The Fed (USA): All eyes are on Wednesday's decision. While a hold at 3.50%–3.75% is the base case, the real story is the "Dot Plot." Markets are watching to see if the Fed deletes its 2026 cut projections entirely.
BoC (Canada): Meeting alongside the Fed, the Bank of Canada is expected to stay on the sidelines as they weigh high energy exports against domestic cooling.
ECB (Eurozone): Meeting Thursday, President Lagarde faces a nightmare scenario: stagnant growth combined with a fresh energy-led inflation spike.
BoE (UK): The Bank of England is expected to hold at 3.75%, but a "Hawkish Hold" is the bet, with any previous talk of spring cuts now officially off the table.

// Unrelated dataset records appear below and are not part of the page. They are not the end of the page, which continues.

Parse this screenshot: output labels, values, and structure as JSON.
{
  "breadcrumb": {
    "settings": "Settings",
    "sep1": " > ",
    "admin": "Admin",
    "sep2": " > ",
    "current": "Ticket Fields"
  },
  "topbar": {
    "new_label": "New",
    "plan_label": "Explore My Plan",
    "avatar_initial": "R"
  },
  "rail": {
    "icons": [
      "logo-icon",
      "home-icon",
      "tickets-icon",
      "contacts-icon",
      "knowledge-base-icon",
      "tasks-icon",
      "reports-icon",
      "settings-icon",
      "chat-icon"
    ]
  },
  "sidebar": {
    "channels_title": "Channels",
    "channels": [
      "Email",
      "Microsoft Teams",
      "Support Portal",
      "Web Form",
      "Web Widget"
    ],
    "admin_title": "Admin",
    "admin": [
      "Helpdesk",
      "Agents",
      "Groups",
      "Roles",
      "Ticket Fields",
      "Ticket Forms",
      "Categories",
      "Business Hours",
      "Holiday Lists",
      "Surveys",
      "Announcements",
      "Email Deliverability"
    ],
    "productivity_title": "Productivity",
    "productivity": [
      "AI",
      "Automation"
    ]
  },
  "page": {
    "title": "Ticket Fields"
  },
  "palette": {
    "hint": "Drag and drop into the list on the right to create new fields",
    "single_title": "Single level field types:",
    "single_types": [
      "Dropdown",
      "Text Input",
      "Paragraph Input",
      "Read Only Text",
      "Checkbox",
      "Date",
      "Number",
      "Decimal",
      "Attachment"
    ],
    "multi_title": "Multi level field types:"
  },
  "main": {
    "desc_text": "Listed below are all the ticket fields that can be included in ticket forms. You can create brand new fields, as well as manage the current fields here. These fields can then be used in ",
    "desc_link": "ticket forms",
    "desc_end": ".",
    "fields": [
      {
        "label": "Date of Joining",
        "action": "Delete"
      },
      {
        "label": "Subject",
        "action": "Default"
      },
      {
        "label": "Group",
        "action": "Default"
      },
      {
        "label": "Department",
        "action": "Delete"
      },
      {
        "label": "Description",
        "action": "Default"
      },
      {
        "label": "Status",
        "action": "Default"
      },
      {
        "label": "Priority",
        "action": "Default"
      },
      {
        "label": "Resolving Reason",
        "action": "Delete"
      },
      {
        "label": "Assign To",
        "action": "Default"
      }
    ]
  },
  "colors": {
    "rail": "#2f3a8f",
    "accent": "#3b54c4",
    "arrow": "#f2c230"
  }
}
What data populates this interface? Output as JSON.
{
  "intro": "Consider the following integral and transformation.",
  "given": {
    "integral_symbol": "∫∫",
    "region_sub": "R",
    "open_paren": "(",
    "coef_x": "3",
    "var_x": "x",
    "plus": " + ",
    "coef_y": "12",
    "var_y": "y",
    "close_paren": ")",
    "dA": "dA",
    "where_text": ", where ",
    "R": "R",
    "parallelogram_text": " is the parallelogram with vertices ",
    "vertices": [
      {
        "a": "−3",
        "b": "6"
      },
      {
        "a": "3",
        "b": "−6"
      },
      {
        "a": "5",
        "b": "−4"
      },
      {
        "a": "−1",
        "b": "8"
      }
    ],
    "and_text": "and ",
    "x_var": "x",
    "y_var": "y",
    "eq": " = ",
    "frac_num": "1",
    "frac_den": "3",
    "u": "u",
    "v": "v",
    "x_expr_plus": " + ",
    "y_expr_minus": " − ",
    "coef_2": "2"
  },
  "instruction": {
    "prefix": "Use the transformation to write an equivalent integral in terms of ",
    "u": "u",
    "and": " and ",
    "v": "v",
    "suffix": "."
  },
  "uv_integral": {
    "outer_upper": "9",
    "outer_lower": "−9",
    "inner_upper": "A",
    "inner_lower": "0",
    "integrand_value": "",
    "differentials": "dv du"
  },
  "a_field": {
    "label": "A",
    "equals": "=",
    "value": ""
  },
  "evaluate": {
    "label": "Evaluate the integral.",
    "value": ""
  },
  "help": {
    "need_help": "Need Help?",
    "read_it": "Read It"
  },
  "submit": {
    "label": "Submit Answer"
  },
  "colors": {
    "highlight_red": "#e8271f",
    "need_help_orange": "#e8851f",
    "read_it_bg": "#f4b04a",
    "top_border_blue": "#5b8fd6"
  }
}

SNB & BoJ (Switzerland & Japan): Both conclude the marathon on Thursday. The Bank of Japan remains the wildcard as they watch the Yen hover dangerously near intervention levels.
BCB (Brazil): Unlike the others, Brazil is expected to potentially adjust rates to buffer against the volatility rocking emerging markets.
🔍 Key Themes to Watch
The "Energy Shock" Pivot: The closure of the Strait of Hormuz has sent crude soaring. This "tax on growth" is forcing central banks to prioritize inflation over the slowing economy once again.
"Higher for Longer" 2.0: Just weeks ago, traders were betting on a wave of spring cuts. Those bets have evaporated, replaced by fears of a "No Landing" scenario.
Currency Chaos: With the USD benefiting from a "safe-haven" bid, other central banks are under pressure to keep rates high just to prevent their currencies from collapsing.
💡 The Bottom Line
The "pivot" is on ice. We have shifted from asking "How soon will they cut?" to "Could they actually hike again?" Expect high volatility in bond markets and the FX space as each governor takes the mic.